Old technologies
Just recently, I have had to pack up one office, at work, and move another one, at home. In the process, I have thrown out the following things which I figure just won’t be needed, ever again:
- A packet of Letraset, bought around 25 years ago, when transferring letters onto the page like a brass rubbing was the way to get that professional print look.
- A box of slide mounts, acquired 15 years ago, to sort out some old family pictures
- Transparencies, used for the classroom overhead projector when I first started teaching six or seven years ago.
I found, but didn’t throw out, a set of rubber stamps designed by my sister as a gift, which I happily used as a letterhead for many years.
I also found a bag of large wooden letters, designed to be worn as brooches, bought in a Belgrade street market over 20 years ago. They are now stuck into the drawing board at work, making a pleasing pattern.
It was a surprise to discover that Letraset still sells transfers. But our relationship to letters is so different now. Every piece of text-related software asks us to choose a font, size, layout – choices most people never had before. And we have to make difficult archival decisions, in a very unstable technological environment.

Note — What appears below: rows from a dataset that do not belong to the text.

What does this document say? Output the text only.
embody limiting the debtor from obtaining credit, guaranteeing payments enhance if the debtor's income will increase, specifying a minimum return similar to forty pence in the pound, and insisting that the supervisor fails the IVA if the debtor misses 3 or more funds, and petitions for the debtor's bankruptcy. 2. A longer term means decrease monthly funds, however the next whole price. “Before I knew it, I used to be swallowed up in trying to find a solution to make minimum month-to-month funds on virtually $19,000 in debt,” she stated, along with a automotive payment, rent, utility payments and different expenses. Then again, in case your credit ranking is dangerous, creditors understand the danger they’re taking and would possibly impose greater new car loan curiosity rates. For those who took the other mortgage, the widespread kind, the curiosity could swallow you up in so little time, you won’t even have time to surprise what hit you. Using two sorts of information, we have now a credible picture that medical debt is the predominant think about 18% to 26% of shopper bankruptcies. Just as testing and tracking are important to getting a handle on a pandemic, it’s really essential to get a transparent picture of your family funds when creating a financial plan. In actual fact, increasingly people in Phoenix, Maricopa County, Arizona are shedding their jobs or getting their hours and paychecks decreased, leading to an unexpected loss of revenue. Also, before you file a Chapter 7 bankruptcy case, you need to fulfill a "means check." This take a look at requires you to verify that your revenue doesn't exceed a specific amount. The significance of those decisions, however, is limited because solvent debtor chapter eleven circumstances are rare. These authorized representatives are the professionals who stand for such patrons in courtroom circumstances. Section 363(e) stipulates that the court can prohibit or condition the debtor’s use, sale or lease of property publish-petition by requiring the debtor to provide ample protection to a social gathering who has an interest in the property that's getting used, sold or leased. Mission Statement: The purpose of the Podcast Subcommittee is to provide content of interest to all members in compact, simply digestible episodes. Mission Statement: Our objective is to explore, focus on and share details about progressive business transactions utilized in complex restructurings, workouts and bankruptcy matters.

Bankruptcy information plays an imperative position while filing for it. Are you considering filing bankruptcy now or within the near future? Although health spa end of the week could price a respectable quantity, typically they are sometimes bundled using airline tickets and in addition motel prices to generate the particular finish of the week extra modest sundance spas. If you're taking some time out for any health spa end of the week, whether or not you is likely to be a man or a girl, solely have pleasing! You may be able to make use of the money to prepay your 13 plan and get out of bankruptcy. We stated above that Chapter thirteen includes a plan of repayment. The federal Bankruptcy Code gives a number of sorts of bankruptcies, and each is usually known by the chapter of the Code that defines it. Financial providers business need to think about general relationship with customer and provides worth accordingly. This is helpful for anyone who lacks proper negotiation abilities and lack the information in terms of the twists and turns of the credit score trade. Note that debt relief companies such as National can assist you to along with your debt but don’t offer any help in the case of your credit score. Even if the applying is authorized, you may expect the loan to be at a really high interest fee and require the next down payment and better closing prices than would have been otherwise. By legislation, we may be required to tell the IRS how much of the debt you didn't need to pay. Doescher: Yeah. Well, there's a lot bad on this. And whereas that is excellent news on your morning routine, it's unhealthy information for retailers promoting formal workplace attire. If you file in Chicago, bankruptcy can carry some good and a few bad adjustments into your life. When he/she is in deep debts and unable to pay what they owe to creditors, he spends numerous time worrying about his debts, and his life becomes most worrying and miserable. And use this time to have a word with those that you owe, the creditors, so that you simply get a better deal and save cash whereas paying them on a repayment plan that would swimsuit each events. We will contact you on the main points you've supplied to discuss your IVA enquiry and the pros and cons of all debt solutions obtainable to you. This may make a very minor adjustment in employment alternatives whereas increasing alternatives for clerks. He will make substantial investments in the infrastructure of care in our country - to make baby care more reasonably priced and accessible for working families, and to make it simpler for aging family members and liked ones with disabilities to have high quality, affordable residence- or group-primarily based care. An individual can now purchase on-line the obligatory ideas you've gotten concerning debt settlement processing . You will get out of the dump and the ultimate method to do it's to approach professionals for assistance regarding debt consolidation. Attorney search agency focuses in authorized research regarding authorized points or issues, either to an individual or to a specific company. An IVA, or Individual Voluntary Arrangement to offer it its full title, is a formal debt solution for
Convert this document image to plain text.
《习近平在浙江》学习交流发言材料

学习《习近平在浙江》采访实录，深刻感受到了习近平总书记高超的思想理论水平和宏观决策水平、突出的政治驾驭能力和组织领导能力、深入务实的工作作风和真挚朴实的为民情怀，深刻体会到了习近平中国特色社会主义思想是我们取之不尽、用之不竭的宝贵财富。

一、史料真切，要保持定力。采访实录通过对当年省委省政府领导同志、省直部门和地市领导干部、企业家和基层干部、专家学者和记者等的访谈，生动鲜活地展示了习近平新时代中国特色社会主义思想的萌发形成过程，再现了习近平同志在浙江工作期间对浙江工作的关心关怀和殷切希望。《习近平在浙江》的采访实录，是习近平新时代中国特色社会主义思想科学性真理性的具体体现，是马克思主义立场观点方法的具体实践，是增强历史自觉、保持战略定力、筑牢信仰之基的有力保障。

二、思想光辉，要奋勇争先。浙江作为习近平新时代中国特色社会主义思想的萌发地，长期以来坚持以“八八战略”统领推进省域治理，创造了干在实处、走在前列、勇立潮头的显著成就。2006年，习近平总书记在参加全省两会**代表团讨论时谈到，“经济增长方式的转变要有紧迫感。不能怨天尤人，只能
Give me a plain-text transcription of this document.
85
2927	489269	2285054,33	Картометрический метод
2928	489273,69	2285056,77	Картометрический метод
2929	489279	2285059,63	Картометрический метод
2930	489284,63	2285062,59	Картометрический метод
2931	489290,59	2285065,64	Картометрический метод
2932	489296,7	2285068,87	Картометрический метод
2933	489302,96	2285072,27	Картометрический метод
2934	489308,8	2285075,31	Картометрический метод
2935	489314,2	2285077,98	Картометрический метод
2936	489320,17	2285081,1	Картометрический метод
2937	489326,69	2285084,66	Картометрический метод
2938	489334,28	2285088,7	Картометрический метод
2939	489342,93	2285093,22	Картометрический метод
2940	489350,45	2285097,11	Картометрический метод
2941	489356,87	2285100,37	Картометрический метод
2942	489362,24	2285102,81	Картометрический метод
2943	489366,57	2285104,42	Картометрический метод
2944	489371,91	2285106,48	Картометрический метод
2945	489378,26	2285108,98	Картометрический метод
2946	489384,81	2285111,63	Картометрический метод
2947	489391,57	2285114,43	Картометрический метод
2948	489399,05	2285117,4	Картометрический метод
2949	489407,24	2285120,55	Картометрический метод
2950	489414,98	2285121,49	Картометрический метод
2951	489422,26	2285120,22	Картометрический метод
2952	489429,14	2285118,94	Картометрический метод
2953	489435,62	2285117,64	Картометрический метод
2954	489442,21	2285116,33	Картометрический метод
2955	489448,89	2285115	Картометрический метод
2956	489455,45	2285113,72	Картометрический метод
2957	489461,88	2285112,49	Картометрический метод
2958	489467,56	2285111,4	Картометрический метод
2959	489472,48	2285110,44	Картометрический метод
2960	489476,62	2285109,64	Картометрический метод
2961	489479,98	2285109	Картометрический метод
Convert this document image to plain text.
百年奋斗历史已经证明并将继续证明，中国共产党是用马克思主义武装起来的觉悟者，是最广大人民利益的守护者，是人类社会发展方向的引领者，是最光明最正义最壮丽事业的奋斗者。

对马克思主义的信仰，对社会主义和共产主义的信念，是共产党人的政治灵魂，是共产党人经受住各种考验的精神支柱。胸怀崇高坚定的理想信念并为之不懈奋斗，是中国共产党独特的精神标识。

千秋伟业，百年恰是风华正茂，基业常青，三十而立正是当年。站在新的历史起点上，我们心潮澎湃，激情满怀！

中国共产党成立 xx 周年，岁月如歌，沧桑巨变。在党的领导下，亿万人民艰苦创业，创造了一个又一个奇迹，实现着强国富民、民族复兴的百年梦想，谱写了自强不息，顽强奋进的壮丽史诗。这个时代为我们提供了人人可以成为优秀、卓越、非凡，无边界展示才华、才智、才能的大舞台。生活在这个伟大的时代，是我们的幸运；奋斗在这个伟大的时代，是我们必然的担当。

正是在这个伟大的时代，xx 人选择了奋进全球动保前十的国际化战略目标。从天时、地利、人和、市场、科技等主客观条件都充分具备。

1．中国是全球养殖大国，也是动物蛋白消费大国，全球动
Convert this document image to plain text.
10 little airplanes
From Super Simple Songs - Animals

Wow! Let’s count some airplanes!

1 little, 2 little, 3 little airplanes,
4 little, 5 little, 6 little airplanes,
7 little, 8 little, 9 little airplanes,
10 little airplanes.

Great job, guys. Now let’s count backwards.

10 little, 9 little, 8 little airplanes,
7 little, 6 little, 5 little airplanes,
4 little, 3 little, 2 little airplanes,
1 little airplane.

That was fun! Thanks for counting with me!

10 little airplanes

My photo albums, started when I was 10, stop abruptly about six years ago. Pictures live on the hard drive, or up in the clouds (for example this, and also this). My scanner is no longer supported by the manufacturer – probably because there is no longer any call to handle film – and so a summer project to digitise some old film stock (for someone’s book about Big Flame) has ground to a halt.
When the time comes to throw away these technologies, there won’t be physical ‘things’ to put in the bin. I am still not sure whether that is good or bad.